Nuova caserma carabinieri a rischio stop
La realizzazione della base dei carabinieri a Cascina Malpensa potrebbe subire un grave rallentamento. L'allarme è stato lanciato da Stefano Candiani. Egli segue da tempo l'iter per trasformare lo storico edificio in una caserma operativa. L'obiettivo era ospitare i Baschi Rossi entro cinque anni. Questi reparti sono specializzati nel contrasto allo spaccio nei boschi. La struttura sarebbe strategica per la sicurezza del Varesotto e dell'intero Nord Italia. Candiani definisce il progetto «fondamentale per la sicurezza».

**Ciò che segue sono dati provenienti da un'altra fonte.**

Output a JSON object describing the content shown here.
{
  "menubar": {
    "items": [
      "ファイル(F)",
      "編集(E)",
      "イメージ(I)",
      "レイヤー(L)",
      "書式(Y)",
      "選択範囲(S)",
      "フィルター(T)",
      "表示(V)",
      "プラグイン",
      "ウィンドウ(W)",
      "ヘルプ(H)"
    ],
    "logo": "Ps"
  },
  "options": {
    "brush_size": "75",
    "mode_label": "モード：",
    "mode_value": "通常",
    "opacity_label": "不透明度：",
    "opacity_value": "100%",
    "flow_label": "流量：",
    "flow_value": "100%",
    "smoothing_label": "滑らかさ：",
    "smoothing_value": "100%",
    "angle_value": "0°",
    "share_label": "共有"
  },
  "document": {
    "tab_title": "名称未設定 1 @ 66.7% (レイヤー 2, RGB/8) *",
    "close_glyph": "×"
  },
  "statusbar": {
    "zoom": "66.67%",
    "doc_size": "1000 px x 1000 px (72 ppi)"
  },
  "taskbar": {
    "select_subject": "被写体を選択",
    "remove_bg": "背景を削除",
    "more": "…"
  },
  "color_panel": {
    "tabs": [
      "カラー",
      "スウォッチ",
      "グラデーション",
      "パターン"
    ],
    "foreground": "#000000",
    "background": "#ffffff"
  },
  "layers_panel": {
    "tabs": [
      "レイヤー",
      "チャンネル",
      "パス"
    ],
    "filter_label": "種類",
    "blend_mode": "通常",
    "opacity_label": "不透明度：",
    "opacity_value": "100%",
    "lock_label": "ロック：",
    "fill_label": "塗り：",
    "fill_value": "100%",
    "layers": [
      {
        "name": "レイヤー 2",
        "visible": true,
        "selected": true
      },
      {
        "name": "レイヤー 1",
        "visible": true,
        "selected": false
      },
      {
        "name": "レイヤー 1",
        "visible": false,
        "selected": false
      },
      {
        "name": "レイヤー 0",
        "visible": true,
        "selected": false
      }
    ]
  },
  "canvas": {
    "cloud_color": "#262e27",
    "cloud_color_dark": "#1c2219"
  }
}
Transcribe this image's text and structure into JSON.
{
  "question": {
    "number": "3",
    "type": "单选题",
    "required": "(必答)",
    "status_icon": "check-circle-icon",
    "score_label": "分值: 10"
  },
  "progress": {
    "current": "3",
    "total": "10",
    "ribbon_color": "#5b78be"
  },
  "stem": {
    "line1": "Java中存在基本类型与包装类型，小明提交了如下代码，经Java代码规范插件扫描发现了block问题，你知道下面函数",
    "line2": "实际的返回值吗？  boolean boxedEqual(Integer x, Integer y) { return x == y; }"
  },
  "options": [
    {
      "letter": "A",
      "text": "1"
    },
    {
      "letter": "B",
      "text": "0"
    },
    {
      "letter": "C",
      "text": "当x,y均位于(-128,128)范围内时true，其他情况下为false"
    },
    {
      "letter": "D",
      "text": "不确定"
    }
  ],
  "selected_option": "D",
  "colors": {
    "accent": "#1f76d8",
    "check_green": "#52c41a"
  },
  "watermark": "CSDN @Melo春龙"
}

Ostacoli burocratici per la nuova struttura
Negli ultimi mesi sembravano esserci stati progressi concreti. Roma aveva approvato lo stanziamento di milioni di euro. Cascina Malpensa era stata individuata ufficialmente come sede. Tuttavia, qualcosa si è inceppato di recente. Il deputato ha spiegato che è emersa un'interlocuzione con le Soprintendenze e il ministero della Cultura. Questo dialogo potrebbe rallentare o complicare l'intervento. La situazione preoccupa Candiani. Egli auspica una collaborazione tra le istituzioni. Vuole evitare che questioni formali blocchino un'opera così importante. Il progetto nasce anche dall'esigenza di rafforzare la presenza delle forze dell'ordine. Il territorio è ancora segnato dal fenomeno dello spaccio nei boschi.
Lotta allo spaccio e necessità di interventi
Il problema dello spaccio nei boschi è tutt'altro che risolto. Candiani sottolinea la necessità di un intervento strutturale e di ampio respiro. «La criminalità organizzata continua a essere presente», ha affermato. La sua presenza avviene sia con lo spaccio sia con altre modalità. Il deputato ha assicurato che porterà la questione all'attenzione del Comando generale dell’Arma. Intende informare anche gli Interni. L'obiettivo è sbloccare l'iter del progetto. La nuova caserma rappresenterebbe un presidio essenziale per il controllo del territorio. La sua assenza o il suo ritardo potrebbero favorire la criminalità.